La corsa globale dei green bond

La rinnovata consapevolezza in materia ambientale finirà per apportare importanti cambiamenti nel mondo della finanza. Una tendenza che avanza inesorabile verso la conquista di nuove quote di mercato

La corsa globale dei green bond

Il rispetto e la tutela dell’ambiente conquistano anche la finanza internazionale. Entro il 2023 il mercato delle obbligazioni “eco-sostenibili” dovrebbe superare i due trilioni di euro a livello globale. Queste le previsioni del gestore olandese NN Investment partners sul futuro dei listini in cui sono scambiati i cosiddetti green bond. Titoli finanziari che puntano sulle energie rinnovabili, le tecnologie amiche dell’ambiente, i mercati attenti a non sconvolgere l’equilibrio delle risorse naturali e i progetti ad alto impatto sociale. Puntare su questa particolare tipologia di obbligazioni può diventare un modo per guardare al rendimento ma anche al rispetto del pianeta. Le nuove cifre pubblicate nell’ultimo “Green Bond Funds Impact Report 2020” di NN Investment partners mostrano che i suoi fondi obbligazionari verdi, che attualmente hanno un Aum-Asset under management di 3,8 miliardi di euro, hanno risparmiato 561.211 tonnellate di emissioni di anidride carbonica durante l'anno solare.
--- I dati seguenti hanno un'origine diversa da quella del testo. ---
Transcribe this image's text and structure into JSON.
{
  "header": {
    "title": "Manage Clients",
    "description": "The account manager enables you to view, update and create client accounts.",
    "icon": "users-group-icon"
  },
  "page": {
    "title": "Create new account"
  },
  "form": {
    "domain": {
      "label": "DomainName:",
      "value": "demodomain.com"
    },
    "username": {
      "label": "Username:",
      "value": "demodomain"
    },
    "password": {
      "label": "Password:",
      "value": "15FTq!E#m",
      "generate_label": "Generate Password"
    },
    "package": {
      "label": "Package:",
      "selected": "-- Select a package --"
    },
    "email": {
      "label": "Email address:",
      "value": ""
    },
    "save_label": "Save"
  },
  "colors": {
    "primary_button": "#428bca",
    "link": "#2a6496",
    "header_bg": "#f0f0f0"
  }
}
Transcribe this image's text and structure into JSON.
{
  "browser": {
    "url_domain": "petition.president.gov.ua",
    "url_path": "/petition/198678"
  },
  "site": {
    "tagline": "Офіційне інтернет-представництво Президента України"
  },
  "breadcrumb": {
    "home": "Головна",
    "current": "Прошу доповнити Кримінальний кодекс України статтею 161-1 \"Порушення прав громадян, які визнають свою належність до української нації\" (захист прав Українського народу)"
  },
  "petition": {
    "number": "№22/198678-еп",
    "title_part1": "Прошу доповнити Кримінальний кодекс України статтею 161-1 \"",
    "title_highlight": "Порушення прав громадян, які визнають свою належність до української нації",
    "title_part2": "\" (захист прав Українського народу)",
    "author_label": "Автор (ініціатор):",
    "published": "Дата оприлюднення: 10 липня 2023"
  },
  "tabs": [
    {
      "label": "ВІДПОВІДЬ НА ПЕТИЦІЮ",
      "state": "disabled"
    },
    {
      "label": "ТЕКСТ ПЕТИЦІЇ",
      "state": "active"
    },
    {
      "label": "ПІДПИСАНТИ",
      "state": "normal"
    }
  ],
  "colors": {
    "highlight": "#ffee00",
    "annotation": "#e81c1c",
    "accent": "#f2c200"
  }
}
Evidenze che non fanno altro che favorire la penetrazioni sui mercati finanziari.

La rinnovata consapevolezza in materia ambientale finirà per apportare importanti cambiamenti nel mondo della finanza. Una tendenza che avanza inesorabile verso la conquista di nuove quote di mercato: dinamiche che avranno il loro epicentro nel Vecchio Continente. L’Europa è infatti la patria delle “emissioni verdi”. Secondo gli analisti, la declinazione del programma Next Generation Eu porterà all’emissione di obbligazioni per circa 250 miliardi di euro nei prossimi cinque anni. Le ragioni del successo non sono dovute alla sola attenzione per le risorse naturali; si tratta di prodotti finanziari direttamente collegati a sottostanti e settori in cui si prevede di registrare incrementi a doppia cifra. La cosiddetta transizione ecologica imporrà infatti di sviluppare tecnologie e brevetti realmente capaci di limitare il consumo di combustibili fossili: dinamiche capaci di creare nuovi mercati e attirare importanti investimenti. Douglas Farquhar, client portfolio manager Green bond, è convinto che il cambiamento riguarderà presto anche gli Usa: “Anche se non abbiamo visto alcun segno in questa fase che il Tesoro degli Stati Uniti stia pianificando di emettere obbligazioni verdi o con altre etichette, potrebbe cercare di emulare il successo europeo nel lungo termine”. Ingrediente che risulterà fondamentale anche per perseguire la diversificazione: elemento cardine di tutte le politiche di investimento oculate.

La dinamicità di questo mercato non poteva non attirare le attenzioni della Commissione europea. Organismo deputato alla vigilanza dei fenomeni capaci di innescare un andamento non fisiologico tra gli operatori economici. La Cop26 di Glasgow è stata l’occasione per presentare un dettagliato rapporto in cui emerge con chiarezza il bisogno di una regolamentazione più stringente di questo particolare tipo di investimenti. Mairead McGuinness, commissaria Ue per i Servizi finanziari ed esponente irlandese del Partito popolare, ha usato parole nette in occasione del vertice internazionale: “I mercati dei Green bond e delle obbligazioni sostenibili hanno visto un importante aumento di volume e hanno dimostrato di essere una solida fonte di finanziamento ma è necessario continuare a lavorare allo sviluppo di standard per aumentare la trasparenza”. A fine agosto, un'analisi della Ong Influence Map mostrava che il 71% dei fondi eco-compatibili o collegati a tematiche sociali collocati sul mercato non sono allineati all'accordo di Parigi. Ed ha fatto molto rumore l'indagine delle autorità tedesche e americane su Dws, società di asset management controllata da Deutsche Bank, accusata di greenwashing, pratica commerciale che consiste nel presentare come sostenibili pratiche o prodotti che, in realtà, non lo sono.

La Banca europea degli investimenti-Bei si è mossa in autonomia facendo un primo passo a tutela dei mercati. L’organismo finanziario direttamente collegato ai vertici dell’Unione esaminerà con maggiore severità le qualità degli investimenti presentati come “verdi”. Dall'anno prossimo chi vorrà accedere a un prestito Bei dovraà presentare un'agenda per la decarbonizzazione, e non potrà ottenere finanziamenti se continua a investire in attività ad alte emissioni. Una sfida che riguarderà anche le istituzioni italiane.